Traj-Transformer: Diffusion Models with Transformer for GPS Trajectory Generation
Zhiyang Zhang, Ningcong Chen, Xin Zhang, Yanhua Li, Shen Su, Hui Lu, Jun Luo
TL;DR
The paper tackles GPS trajectory generation with diffusion models, addressing the loss of street-level detail seen in convolution-based approaches. It introduces Traj-Transformer, a Transformer-based diffusion model that supports two GPS point embeddings (loc-emb and lon-lat-emb) and uses adaLN to condition noise prediction on timesteps and auxiliary information. Empirical results on Chengdu and Xi’an show that lon-lat-emb with larger Transformer capacities yields superior trajectory fidelity and reduced deviation compared with UNet-based baselines, without requiring road-network data. The work demonstrates that transformer architectures can provide high-quality, road-network-unaware trajectory generation and suggests avenues for fully transformer-based end-to-end pipelines, including integration with RoadMAE for conditioning.
Abstract
The widespread use of GPS devices has driven advances in spatiotemporal data mining, enabling machine learning models to simulate human decision making and generate realistic trajectories, addressing both data collection costs and privacy concerns.
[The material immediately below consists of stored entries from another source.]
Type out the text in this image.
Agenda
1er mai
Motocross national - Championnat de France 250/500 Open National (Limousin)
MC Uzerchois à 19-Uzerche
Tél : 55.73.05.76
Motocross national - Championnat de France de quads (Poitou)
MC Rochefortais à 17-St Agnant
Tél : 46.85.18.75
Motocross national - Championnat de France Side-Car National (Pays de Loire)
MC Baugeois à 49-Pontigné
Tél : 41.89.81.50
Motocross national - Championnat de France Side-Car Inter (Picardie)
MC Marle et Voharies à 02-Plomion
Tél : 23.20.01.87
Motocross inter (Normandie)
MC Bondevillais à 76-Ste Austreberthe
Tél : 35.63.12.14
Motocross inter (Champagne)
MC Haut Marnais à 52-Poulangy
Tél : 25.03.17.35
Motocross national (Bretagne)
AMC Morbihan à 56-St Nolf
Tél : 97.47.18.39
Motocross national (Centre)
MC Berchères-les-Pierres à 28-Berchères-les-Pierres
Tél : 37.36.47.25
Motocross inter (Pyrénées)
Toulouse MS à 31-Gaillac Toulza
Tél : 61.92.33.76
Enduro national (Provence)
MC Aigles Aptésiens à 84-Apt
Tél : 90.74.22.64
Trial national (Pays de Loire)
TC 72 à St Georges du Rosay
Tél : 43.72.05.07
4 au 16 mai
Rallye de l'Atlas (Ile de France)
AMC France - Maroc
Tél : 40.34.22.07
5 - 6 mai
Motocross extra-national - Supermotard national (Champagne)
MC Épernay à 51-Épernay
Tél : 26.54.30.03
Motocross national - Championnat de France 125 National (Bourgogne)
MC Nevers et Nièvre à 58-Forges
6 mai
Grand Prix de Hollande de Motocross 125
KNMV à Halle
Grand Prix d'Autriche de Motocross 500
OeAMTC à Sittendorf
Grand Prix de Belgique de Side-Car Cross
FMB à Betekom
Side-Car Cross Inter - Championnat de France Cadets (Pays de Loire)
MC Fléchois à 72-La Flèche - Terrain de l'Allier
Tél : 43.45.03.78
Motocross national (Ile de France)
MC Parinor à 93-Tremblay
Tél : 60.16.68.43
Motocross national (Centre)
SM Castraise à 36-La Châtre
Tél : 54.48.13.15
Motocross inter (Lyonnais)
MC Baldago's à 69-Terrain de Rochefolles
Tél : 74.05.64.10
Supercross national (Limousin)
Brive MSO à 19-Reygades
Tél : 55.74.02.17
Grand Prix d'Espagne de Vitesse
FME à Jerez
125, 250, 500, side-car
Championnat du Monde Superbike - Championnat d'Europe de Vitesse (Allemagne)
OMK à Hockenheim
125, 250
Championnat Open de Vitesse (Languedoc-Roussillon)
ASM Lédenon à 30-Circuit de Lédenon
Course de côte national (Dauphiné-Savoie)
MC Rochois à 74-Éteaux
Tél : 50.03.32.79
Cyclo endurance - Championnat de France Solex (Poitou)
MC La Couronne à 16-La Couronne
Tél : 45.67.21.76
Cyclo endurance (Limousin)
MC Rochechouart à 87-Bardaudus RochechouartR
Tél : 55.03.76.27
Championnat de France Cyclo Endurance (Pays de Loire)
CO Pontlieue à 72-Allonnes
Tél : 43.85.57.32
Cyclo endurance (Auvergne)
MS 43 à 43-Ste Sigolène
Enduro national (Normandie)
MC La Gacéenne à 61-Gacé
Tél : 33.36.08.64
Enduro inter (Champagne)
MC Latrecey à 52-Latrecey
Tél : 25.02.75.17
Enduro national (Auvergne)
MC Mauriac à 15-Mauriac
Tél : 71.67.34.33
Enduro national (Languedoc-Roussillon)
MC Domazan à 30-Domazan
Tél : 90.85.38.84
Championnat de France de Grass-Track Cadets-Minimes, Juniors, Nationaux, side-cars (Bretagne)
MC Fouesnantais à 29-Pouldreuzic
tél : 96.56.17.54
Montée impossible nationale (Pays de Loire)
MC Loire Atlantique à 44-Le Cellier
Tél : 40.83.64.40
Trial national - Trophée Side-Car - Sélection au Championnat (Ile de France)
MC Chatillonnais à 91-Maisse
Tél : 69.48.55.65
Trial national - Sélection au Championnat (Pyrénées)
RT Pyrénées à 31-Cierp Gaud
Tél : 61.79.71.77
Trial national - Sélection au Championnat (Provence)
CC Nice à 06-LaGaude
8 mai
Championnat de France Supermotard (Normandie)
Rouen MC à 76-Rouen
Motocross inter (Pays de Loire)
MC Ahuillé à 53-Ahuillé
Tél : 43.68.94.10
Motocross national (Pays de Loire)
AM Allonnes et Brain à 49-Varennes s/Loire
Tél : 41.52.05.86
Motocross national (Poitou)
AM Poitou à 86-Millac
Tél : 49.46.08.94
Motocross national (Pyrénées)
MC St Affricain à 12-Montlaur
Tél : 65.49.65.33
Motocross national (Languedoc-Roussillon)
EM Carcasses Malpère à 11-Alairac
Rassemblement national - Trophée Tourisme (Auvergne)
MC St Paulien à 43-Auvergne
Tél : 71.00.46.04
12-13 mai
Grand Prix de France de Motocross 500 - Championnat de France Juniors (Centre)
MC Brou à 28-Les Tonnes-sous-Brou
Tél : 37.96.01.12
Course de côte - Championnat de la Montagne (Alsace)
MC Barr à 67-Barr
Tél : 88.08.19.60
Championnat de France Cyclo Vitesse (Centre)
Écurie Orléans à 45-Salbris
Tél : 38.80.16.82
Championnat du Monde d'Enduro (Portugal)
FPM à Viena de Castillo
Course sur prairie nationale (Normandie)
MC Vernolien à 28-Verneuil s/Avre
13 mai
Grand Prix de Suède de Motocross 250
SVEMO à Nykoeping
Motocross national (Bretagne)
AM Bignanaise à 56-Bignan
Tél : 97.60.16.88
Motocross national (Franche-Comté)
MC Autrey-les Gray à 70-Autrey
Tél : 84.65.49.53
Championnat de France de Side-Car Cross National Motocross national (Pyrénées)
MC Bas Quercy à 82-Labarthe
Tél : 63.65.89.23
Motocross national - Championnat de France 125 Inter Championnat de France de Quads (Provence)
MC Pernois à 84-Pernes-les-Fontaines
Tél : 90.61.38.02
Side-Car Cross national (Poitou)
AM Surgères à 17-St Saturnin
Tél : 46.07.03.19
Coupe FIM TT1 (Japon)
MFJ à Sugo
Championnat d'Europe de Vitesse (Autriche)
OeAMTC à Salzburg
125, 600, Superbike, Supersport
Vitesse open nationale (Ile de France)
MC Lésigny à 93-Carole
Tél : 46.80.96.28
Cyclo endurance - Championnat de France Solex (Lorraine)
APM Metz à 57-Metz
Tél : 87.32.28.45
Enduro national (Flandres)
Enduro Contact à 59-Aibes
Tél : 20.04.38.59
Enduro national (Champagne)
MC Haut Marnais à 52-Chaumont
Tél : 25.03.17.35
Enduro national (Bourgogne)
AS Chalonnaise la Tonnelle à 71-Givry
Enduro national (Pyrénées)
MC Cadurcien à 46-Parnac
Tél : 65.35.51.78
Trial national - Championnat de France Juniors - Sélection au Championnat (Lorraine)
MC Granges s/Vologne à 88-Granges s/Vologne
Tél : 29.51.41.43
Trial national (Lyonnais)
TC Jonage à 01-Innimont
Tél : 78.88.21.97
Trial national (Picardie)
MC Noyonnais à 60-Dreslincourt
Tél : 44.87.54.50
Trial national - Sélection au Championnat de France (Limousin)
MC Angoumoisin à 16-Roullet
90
Recent studies have shown the promise of diffusion models for high-quality trajectory generation. However, most existing methods rely on convolution based architectures (e.g. UNet) to predict noise during the diffusion process, which often results in notable deviations and the loss of fine-grained street-level details due to limited model capacity. In this paper, we propose Trajectory Transformer, a novel model that employs a transformer backbone for both conditional information embedding and noise prediction. We explore two GPS coordinate embedding strategies, location embedding and longitude-latitude embedding, and analyze model performance at different scales. Experiments on two real-world datasets demonstrate that Trajectory Transformer significantly enhances generation quality and effectively alleviates the deviation issues observed in prior approaches.